Executives from Microsoft, Facebook and Telxius, along with area politicians, gathered in Williamsburg, Va. on Sept. 22 to announce that an undersea cable called Marea—Spanish for "tide"—had been completed.
The fiber-optic cable links Virginia Beach, Va. and Bilbao, Spain to transmit data at speeds of 160 terabits per second. According to the companies, that's 16 million times faster than the average household internet connection and enough bandwidth to stream 71 million videos in HD simultaneously.
Telxius, a subsidiary of Spanish telecommunications company Telefónica, is no stranger to laying undersea cable. The telecommunications infrastructure firm had already established connections to its home country from Africa and Australia.
The Marea project is unique in many respects.

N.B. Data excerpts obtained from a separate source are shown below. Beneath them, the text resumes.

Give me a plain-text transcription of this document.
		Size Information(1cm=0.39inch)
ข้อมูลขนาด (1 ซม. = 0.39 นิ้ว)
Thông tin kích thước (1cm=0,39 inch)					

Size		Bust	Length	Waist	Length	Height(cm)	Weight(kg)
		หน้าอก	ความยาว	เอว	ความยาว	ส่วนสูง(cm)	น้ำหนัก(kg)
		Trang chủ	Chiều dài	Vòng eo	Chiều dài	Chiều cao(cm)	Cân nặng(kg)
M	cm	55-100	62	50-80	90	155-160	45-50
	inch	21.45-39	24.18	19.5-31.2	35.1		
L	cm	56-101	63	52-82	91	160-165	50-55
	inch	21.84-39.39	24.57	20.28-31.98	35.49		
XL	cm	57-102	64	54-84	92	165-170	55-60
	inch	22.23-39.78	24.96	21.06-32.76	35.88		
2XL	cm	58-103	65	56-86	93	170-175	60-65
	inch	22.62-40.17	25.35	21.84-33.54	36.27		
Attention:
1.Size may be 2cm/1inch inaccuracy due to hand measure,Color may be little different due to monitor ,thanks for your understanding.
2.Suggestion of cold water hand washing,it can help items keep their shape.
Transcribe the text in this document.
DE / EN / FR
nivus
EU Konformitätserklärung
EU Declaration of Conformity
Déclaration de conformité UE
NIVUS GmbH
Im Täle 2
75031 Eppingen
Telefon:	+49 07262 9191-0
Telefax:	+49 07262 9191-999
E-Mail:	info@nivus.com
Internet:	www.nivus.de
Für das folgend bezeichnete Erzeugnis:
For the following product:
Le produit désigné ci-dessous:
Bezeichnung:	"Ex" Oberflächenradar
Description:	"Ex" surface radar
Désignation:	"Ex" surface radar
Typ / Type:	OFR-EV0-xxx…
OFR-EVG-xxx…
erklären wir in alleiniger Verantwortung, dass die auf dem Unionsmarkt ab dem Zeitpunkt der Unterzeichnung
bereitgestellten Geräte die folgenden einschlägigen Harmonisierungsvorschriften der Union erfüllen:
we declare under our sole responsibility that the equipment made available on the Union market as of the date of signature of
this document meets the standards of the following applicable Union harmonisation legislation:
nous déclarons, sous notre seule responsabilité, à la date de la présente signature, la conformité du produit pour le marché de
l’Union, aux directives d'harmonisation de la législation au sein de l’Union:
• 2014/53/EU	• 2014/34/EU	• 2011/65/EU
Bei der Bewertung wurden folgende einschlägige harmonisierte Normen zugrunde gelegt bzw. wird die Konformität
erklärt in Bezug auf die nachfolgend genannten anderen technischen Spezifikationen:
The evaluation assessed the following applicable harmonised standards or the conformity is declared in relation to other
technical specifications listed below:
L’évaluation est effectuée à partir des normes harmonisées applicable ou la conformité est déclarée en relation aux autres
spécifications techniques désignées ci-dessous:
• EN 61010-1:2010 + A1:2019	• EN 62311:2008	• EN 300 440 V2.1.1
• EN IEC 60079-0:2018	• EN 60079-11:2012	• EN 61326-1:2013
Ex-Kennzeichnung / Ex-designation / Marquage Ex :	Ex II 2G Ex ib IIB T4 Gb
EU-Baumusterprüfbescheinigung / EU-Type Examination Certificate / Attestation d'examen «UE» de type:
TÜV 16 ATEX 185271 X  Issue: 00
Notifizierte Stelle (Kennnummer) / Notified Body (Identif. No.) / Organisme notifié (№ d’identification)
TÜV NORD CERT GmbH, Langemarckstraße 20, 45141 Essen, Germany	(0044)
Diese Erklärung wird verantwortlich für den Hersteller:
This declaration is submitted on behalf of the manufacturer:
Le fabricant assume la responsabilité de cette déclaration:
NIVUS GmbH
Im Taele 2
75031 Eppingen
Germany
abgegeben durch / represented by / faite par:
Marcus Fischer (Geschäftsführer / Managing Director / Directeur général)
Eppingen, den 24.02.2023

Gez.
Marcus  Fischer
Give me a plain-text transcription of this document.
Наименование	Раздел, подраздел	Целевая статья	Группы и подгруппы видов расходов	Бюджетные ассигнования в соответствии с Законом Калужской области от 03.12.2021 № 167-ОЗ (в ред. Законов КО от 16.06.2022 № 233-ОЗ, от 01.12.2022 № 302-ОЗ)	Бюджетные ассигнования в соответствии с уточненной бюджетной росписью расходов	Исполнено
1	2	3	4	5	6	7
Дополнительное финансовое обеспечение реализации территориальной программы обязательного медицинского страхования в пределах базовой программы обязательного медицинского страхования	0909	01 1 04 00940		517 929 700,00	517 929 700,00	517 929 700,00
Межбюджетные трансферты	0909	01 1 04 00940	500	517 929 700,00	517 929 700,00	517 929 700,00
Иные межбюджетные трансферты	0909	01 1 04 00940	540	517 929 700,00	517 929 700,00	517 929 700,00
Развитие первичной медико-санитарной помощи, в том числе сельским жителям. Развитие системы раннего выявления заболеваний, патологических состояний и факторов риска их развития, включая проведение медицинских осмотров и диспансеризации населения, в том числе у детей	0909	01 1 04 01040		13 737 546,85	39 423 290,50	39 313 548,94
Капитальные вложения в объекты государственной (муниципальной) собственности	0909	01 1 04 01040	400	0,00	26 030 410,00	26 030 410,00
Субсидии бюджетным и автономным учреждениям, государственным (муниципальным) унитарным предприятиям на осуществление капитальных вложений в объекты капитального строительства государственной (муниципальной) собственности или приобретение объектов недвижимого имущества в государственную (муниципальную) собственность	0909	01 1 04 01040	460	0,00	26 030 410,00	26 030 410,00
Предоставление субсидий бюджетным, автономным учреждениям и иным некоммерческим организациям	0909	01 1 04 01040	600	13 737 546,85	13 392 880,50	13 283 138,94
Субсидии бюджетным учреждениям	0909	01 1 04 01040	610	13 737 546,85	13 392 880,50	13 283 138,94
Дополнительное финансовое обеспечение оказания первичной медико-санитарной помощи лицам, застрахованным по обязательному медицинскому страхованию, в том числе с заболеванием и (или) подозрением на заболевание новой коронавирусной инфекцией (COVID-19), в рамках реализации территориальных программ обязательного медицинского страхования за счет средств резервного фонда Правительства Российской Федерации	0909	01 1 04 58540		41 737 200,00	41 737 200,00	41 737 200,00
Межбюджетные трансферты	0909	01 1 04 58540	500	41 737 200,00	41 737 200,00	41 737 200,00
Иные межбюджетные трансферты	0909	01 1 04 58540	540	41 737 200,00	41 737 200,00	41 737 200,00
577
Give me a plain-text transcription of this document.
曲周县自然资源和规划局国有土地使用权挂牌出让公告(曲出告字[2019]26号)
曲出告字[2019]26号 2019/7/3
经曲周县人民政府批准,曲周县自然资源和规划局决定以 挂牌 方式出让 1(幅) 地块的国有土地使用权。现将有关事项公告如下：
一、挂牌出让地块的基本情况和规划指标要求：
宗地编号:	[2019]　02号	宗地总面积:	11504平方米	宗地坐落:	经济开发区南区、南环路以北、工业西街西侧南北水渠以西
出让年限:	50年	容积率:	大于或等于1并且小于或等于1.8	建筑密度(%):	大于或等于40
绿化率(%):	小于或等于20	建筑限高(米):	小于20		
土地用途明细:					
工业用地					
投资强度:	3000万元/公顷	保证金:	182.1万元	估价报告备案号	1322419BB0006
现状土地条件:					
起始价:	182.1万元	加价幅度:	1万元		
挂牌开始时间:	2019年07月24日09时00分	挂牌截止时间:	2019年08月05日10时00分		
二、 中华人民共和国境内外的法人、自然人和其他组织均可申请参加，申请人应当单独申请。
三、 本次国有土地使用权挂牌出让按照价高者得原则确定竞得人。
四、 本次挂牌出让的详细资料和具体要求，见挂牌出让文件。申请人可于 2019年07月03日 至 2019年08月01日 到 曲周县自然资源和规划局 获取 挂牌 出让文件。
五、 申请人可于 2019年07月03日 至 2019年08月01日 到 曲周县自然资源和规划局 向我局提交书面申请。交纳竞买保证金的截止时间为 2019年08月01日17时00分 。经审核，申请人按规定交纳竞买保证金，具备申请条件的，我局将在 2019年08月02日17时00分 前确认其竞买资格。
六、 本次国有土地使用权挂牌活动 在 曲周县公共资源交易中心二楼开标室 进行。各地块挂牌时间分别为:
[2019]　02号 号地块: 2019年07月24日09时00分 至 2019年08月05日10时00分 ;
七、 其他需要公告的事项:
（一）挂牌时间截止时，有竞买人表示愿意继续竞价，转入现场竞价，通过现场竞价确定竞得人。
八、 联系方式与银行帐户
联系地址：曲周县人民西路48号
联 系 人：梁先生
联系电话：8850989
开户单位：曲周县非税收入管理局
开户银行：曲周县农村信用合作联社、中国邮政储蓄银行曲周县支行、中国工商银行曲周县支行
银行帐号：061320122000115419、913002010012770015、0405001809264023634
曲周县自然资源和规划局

Whereas most undersea cable running between North America and Europe link the British Isles to the New York metropolitan area or Canada, Marea stretches 4,000 miles across the Atlantic Ocean along a decidedly more southerly track.
Nestled 17,000 feet under the water's surface, Marea weighs nearly 10.25 million pounds and was completed just ahead of schedule. Microsoft originally estimated an October 2017 completion date—less time than it typically takes projects involving existing cable designs. Marea was first announced in May 2016 and it took less than two years to finish, from the design stage to final construction, whereas standard methods and technologies require roughly five years.
The cable's new "open" design consists of eight fiber pairs and will make it easier to upgrade and deliver connectivity services at lower costs, according to Microsoft. The Redmond, Wash, software and cloud services provider also views the new high-speed link as an opportunity that spans both sides of the Atlantic.
Speaking during a media event, Microsoft president and chief legal officer Brad Smith, called Marea "a connection that will bring the next billion users of the internet—in Africa, in the Middle East, across Southern Europe—closer to those of us who live in the United States. This is part of the infrastructure of the 21st century."
On a local level, Smith called attention to Microsoft's investments in Virginia, which include a massive, 550-acre data center campus that delivers cloud services in Boydton, Va. The company is also running an initiative called Airband that takes unused UHF frequencies, or TV whitespaces, to provide broadband internet service to rural and under-served communities.
For Facebook, the new link helps support its mission "to bring the world closer together," said Erin Egan, chief privacy officer and vice president and of U.S. Public at the social media giant.
As the "highest-capacity system in the Atlantic," Egan said Marea was important to Facebook as it "continues to bring more people on our service, and more and more people are using data-intensive services." She added that the new cable allows the company to diversify its traffic routes.
Marea isn't Microsoft's first foray into the world of undersea cables.
In May 2015, the company announced a deal with Hibernia and Aqua Comms to connect Microsoft's data center infrastructure to the U.K. Microsoft also joined a consortium that also includes China Mobile, China Telecom and TE SubCom, among others, on the New Cross Pacific Cable Network linking North America and Asia.